Joss Whedon, director of "The Avengers," is involved in the series. Remember, Whedon got his start on TV with "Firefly," "Buffy The Vampire Slayer," and "Dollhouse." He's a great TV guy, and now has proven he's a movie guy too. But he's not the only one involved with this series. Whedon, Disney, Marvel, ABC...there are tons of chiefs in this tribe, and according to what I've read, these chiefs have a different opinion on where this show should go. That is why I thought this pilot was overstuffed with ideas, and that is my biggest concern with the show after its pilot. Each idea every big spender has on this show can be fleshed out, but not all at once. Slow this show down, this could potentially have 5 to 6 season run, so why bulldoze through everything? If this show just translates out to a weird NCIS with some other ideas thrown in every once in awhile, then the show will be done after 1-2 seasons. Easily. The low budget of the show compared to the movies has already effected viewership to an extent (The agents fly around in jet rather than the Helicarrier, because ABC can't afford the effects needed for the Helicarrier.), so its going to take something really exciting to keep viewers coming back every Tuesday night.

But this is a movie blog, not a TV blog. So the main purpose of discussing this pilot was to dissect how it fits into the overall Marvel Cinematic Universe. Overall, it fits in really well. There is talk of gamma radiation and Extremis that will make fans happy. There is even a sign advertising Stark Industries on the side of a bus. I am sure there are plenty of Easter Eggs that I missed, another concern I have about the overall show is how they will use these Easter Eggs. Peppering each episode with them won't keep people watching, so it will fun to see how they use them. Samuel L. Jackson has already expressed interesting in making guest appearances on the show. Could other members of The Avengers make a special appearance? Can they legally do that based upon their Marvel contracts? We will just have to wait and see how things pan out. I feel that ABC has to make a strong first season before we can think about big guest appearances though.

So to sum it all up, I liked the pilot. It definitely left me wanting to see the next episode, so that is a plus. It is going to be fun to see how this series continues to fit into the overall Marvel Universe. But I do have some hesitations, one person needs to take control of this show and allow it to shine. They need to take their time with their ideas and establish them in a clever, intelligent manner. If they do that then "Agents of S.H.I.E.L.D." will be a wildly popular show, if they don't then it might not last five episodes.
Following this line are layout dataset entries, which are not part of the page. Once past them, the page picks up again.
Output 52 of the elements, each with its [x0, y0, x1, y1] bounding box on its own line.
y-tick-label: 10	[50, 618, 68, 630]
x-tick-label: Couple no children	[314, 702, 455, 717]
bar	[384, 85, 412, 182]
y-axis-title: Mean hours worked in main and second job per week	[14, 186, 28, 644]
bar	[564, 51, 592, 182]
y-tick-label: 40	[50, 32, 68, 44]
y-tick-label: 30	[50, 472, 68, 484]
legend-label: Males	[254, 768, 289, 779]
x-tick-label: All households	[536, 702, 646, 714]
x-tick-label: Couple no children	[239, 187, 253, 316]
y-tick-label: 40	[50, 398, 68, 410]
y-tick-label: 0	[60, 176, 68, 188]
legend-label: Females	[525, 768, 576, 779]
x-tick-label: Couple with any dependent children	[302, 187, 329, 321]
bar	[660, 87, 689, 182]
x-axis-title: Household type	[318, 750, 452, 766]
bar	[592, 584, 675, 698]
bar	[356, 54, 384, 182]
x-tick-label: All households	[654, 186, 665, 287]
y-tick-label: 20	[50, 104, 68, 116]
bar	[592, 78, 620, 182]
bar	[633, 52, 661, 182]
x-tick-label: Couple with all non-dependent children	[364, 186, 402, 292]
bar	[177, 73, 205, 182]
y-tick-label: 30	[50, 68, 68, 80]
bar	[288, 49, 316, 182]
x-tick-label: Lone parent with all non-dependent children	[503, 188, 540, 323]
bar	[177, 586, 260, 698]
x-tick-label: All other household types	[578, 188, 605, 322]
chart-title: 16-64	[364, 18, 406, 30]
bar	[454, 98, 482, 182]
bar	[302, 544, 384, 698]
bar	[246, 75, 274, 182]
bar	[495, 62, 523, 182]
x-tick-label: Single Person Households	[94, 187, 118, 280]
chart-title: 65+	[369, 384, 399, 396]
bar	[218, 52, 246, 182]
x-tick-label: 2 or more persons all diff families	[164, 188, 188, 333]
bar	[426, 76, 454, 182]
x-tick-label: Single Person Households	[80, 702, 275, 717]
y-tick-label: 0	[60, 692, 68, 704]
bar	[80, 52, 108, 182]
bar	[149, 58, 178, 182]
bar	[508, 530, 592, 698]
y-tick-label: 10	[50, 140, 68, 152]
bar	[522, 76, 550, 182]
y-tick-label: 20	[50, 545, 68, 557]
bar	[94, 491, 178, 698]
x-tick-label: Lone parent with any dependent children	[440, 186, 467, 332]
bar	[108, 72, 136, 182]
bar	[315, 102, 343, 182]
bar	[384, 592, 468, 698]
  1. As a Whedonite Obsessy, I actually took away that the show would focus on the shady corporation that is using this technology to try to take control of the world/amass power... not really their search for others with superpowers. This is just based on the same theme in EVERYTHING else Whedon has done. Ex: Angel-- Evil Law Firm Wolfram and Hart; Dollhouse-- Rossum Corporation; Cabin in the woods- The Secret Corporation; Buffy-kind of the Watcher organization in later seasons, but more of a stretch for overarching bad guy; Firefly-- The Alliance which is a government but one that controls the ability of the populace to receive goods and services. Otherwise totally agree on the pilot.

  2. I kinda hope the show steers in that direction, and if you re-watch all the movies in Phase One, you can see clues of that. In "The Incredible Hulk," we learn that SHIELD monitors everyone's e-mails. In "The Avengers," we learn that SHIELD is willing to lie for the greater good, but are they still "good" if they have to lie? I think that focusing on corporation massing power would be great. And if the show was solely in Whedon's hands, it would probably be like that. But so many other hands want to stir this pot that its hard what the show will focus on. That scares me, because I want the show to be a hit.